Buying a house can be one of the most exciting things you can do in your life, especially when it's your first one. Finding a home that meets your needs and suits your style is a fun adventure that should be enjoyed.
On the other hand, doing your homework on how a mortgage works and trying to understand the variety of options available to you is a whole different challenge. Fixed rate vs. variable rate, open mortgage vs. closed mortgage, amortization period… it can all feel a little overwhelming at times – especially as a first-time homebuyer.
As it is with any big decision, it's important to do your research in order to make an informed decision. This article is going to explore open vs. closed mortgages. What are open and closed mortgages? What is the difference? What are the pros and cons of each? How do you decide which mortgage is best for you?
Let's explore these questions and lower the confusion around these two types of mortgages.
Open mortgages are set up in a way where you can make additional payments to your mortgage at any point during the mortgage term without being penalized. This can be a huge advantage if you are suddenly in a position to pay down your mortgage quicker than what you amortized your mortgage for.
Suppose you land a big promotion in your job and end up making an extra $20,000 per year. With an open mortgage, you can apply this extra $20,000 per year to your mortgage and no penalties will be incurred. This extra payment also goes straight toward the principal amount owing.
A different scenario might be a little less celebratory. Perhaps you find yourself suddenly receiving an inheritance as a result of a loss in your family. Despite this loss, you now have extra cash in hand and this can be used to pay down your mortgage. The entire extra payment can be directed at the principal amount owning and again, no penalties will be incurred because your mortgage is open.
With these advantages, open mortgages also come at a cost. Interest rates on open mortgages are typically 1-2% higher than closed mortgages. This can obviously be worthwhile if you are confident you will be able to make those extra payments, but you can also end up paying a lot more interest than you would in a closed mortgage if you can't make those extra payments.
Simply put, closed mortgages are the opposite of open mortgages. Closed mortgages tighten up the restrictions when it comes to paying off your mortgage by means of making large lump sum payments.
To be fair, closed mortgages do allow for some accelerated amortization, but only up to a certain percentage of the borrowed amount. If you go beyond this limit, you are penalized and you end up working against your own efforts to accelerate paying off your mortgage.
The idea in mind with a closed mortgage is to maintain a stable, fixed rate that is manageable for the borrower. This is an advantage if you are on a tight budget and if you don't anticipate any excessive cash coming your way. The other benefit is a lower interest rate which helps with keeping those payments affordable.
Choosing Between Open and Closed Mortgages
For most people, it's safe to say that closed mortgages are a better option, especially if you are early in your home ownership career. When you are younger, it's less likely that a large amount of extra money will come your way. You will hopefully be in a secure job if you're signing mortgage documents, but it might take a few years before you land that big promotion with impressive salary benefits.

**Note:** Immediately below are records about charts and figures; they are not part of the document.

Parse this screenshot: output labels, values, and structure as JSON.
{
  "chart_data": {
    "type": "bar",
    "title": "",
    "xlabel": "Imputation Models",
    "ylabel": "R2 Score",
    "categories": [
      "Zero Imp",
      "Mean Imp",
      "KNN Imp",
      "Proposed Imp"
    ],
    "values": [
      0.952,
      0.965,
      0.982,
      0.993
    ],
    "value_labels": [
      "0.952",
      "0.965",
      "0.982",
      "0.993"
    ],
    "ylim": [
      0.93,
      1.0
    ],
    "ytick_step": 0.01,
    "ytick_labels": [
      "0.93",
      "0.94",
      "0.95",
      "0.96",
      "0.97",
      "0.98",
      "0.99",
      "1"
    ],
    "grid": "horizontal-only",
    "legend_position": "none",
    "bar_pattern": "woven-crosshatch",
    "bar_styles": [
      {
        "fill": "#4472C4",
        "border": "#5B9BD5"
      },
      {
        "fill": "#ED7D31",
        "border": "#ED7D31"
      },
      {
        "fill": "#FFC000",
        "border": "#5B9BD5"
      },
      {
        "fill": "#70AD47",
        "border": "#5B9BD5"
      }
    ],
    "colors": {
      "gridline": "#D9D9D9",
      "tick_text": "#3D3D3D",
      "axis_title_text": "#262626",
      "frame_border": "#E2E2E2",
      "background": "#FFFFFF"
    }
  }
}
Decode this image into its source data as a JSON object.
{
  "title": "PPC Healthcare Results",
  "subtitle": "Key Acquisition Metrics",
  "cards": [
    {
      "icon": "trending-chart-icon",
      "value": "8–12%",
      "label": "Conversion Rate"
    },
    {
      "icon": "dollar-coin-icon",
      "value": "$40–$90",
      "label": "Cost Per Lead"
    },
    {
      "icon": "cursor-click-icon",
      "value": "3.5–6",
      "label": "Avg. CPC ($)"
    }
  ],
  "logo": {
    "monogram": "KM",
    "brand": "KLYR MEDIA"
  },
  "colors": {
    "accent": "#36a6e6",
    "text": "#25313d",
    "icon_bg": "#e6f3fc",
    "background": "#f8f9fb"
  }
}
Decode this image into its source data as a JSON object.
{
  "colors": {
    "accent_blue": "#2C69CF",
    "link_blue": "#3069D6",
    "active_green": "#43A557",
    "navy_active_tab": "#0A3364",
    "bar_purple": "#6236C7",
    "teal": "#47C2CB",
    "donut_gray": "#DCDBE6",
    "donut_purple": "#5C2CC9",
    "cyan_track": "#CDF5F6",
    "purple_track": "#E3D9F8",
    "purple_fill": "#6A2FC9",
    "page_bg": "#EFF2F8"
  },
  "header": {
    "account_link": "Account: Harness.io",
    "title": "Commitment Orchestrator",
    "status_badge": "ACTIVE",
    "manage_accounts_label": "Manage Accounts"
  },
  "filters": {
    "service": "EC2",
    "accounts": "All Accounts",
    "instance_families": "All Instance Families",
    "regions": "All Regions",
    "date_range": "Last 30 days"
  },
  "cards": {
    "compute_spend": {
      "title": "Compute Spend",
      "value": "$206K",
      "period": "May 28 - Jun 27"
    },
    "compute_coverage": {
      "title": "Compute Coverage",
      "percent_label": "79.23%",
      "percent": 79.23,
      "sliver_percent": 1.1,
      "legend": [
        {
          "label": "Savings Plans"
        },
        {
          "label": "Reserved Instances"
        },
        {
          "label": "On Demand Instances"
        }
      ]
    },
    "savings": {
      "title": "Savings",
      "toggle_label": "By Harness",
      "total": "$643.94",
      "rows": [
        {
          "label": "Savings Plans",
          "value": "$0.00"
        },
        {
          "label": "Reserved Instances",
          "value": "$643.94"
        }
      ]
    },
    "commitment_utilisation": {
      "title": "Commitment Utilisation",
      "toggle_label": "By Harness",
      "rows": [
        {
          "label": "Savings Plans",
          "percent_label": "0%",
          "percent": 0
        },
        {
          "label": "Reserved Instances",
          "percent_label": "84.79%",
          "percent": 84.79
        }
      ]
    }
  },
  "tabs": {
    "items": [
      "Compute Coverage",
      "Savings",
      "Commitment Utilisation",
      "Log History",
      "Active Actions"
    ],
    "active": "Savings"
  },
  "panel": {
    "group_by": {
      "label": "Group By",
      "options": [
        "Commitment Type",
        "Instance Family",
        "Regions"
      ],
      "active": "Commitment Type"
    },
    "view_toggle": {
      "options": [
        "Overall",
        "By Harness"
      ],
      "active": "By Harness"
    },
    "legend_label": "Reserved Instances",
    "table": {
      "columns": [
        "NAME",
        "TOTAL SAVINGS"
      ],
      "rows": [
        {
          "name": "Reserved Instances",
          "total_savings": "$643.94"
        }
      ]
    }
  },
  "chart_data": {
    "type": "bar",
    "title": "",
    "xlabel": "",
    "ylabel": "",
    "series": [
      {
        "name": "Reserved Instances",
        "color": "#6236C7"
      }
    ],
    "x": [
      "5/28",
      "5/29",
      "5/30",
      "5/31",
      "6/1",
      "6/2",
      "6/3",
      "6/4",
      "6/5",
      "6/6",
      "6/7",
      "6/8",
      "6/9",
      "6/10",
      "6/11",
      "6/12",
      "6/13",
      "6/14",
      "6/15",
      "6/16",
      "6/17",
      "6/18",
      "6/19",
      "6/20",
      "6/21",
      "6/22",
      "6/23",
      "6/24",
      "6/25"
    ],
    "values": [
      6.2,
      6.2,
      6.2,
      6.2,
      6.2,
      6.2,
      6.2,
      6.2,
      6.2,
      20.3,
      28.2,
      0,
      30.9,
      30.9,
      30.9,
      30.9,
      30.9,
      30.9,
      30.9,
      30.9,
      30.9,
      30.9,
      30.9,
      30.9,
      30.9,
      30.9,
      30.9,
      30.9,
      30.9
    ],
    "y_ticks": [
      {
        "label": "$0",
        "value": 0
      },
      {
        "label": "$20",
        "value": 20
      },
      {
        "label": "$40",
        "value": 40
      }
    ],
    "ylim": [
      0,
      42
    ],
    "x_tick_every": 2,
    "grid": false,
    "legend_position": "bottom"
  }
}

The lower interest rates that come with closed mortgages are notable. A 1-2% difference in interest rate might not sound like a lot, but depending on the amount you are borrowing and the length of your term, this can amount to thousands of dollars in interest savings.
Despite the title, closed mortgages do still allow for some flexibility when it comes to making extra payments. In the event that you do land that promotion at work or if you sell off some other assets that you don't need anymore, there's likely room for additional payments to be made without incurring a huge penalty.
That said, perhaps you are considering a big move across the country in the near future. Or perhaps you are in the stage of life where you might see some inheritance money come your way. These can be reasons to consider an open mortgage where you won't be penalized for making large lump sum payments or paying off your mortgage altogether.
Which One Is Best For You?
Decisions like these aren't always easy, but the important thing is to do your homework. Crunch the numbers and assess where you are at. Pay attention to the season of life you are in and try to anticipate any foreseeable financial changes you might encounter.
The banks or your mortgage broker can guide you through the best choice.
In the end, stay relaxed and enjoy the process. Determine a path that works for you and one that allows you to sleep at night. And then enjoy this place you get to call home!